Menjawab itu, Gubernur Edy Rahmayadi mengatakan bahwa dalam hal merit sistem, keberadaan pimpinan OPD yang beberapa di antaranya masih dijabat seorang Plt, adalah karena aturan Meritokrasi mengharuskan seseorang mempunyai kapasitas sesuai keilmuan yang dimiliki. Sehingga ukurannya, ditentukan melalui seleksi oleh para ahli dibidangnya.
“Bicara Meritokrasi, dia harus diawali dengan pendidikannya. Kalau saya mencoba menelusuri itu (riwayat pendidikan), ini kayaknya kita salah. Tetapi kita kan ini mencocok-cocokkan. Artinya, dokter itu bisa jadi politisi, tetapi politisi belum tentu bisa jadi dokter. Itu yang bertentangan sejak awal dengan Meritokrasi,” jelas Gubernur dalam siaran rilis Diskominfo Sumut.
Selanjutnya, kata Gubernur, Meritokrasi adalah pembatasan. Seorang yang terpilih, harusnya melewati seleksi (ujian) yang diberikan tim seleksi berdasarkan aturan dan standar nilai yang ada. Sehingga tidak semua orang bisa menduduki satu kursi pimpinan OPD, jika nilainya tidak mencapai hasil yang ditentukan.
“Contoh awal saat saya masuk (menjabat), ada open bidding (lelang jabatan). Saya kira seperti di masa saya tentara, ada namanya tes prajurit setiap 6 bulan. Di sipil, tak ada tes. Begitu mau pindah jabatan, pindah eselon, khususnya II, open biding dia, tak tahu pun jurusannya,” katanya.
Kemudian untuk penggabungan OPD tersebut, Pemprov bisa menghemat anggaran hingga Rp800 Miliar (per tahun).
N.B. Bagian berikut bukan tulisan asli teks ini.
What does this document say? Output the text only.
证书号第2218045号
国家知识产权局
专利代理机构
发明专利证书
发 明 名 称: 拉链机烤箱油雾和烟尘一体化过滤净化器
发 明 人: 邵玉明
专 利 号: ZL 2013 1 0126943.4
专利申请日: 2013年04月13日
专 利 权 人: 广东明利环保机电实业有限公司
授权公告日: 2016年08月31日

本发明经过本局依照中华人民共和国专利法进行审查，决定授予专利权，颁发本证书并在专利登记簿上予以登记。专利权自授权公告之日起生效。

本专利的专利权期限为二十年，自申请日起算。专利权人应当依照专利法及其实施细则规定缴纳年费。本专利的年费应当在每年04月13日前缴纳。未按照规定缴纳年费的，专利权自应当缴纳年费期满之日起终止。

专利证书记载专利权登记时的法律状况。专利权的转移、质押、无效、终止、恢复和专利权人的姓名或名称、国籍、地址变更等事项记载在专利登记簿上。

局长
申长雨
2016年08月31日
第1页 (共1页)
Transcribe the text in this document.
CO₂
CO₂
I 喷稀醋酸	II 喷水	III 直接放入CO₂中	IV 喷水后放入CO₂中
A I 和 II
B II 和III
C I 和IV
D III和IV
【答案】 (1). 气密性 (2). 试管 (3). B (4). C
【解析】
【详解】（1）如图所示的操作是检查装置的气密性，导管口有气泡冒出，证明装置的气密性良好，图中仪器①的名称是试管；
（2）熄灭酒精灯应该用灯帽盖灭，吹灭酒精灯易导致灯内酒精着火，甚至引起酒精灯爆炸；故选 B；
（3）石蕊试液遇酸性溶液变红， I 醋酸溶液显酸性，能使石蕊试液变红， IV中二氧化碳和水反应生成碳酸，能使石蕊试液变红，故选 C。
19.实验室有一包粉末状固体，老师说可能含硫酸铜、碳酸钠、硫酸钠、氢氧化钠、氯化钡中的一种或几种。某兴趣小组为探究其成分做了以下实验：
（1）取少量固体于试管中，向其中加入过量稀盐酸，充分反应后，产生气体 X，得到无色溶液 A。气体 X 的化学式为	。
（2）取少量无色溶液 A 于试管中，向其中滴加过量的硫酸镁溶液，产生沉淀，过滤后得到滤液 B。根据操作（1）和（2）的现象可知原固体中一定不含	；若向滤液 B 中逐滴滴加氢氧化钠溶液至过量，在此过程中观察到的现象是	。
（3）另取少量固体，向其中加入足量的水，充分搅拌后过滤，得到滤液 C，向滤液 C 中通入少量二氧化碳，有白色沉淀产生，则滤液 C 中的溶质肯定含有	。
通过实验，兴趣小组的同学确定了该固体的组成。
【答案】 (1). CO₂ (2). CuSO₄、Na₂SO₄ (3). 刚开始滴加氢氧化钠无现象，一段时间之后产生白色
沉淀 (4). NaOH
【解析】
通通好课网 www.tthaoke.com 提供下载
Anggaran tersebut bila dialihkan kepada penggunaan lain, bisa untuk membangun setidaknya 16 jembatan. “Jadi kalau kita ini sekarang, ibarat kapal yang harus diangkat sampai ke permukaan. Ayo sama-sama, kita bisa berbuat untuk Sumut. Termasuk soal KTP mahal, harusnya gratis, kalau kita semua jujur,” pungkasnya. (abis/r)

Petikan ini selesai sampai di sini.